November 20 each year is a day when transgender people who have died violently are remembered by the transgender community.

My community.

In the past 12 months alone, 331 trans people have been reported killed worldwide.

Since 2008 there have been more than 3300 trans and gender diverse people killed.

These numbers are likely to be gross underestimates, as many killings go unreported, occur in undocumented individuals, or the individual is not identified as trans.

Whilst many of these killings occur overseas in areas like South America, being trans in Australia is still dangerous.

Ninety per cent of transwomen in Australia have experienced verbal abuse.

Almost 50 per cent have experienced physical abuse.

The first thing I do when I go into a bar or other public social space is I scan the room to assess who is most likely to attack me if they find out I am trans.

I'm not a "gender whisperer".

I'm a gender shouter.

I will shout the names of trans people killed by violence.

I will shout for the rights of trans people to be treated with respect and dignity.

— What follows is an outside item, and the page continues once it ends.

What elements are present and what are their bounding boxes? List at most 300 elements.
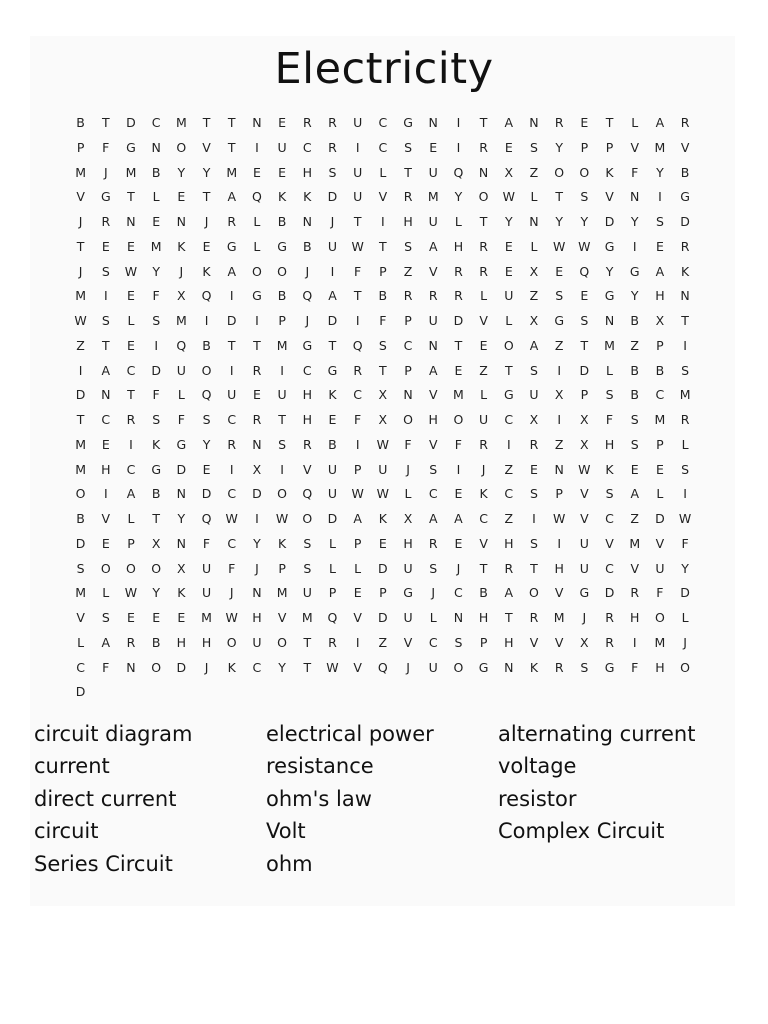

I will shout until I can no longer speak because if all I lose is my voice then it is a cheap price to pay for my trans and gender diverse siblings to be safe.

My name is Kate Toyer.

I have lived in Batemans Bay for more than 23 years.

I am a veterinarian, a dad, a wife, a friend.

I am a transwoman.

Today I will be remembering my trans siblings who were killed for no reason other than being true to themselves.

And I will be hoping and praying that our society can change so that trans people are not treated with fear and ignorance, but are celebrated with love and acceptance.

Transgender Day of Remembrance is marked around the world each year on November 20.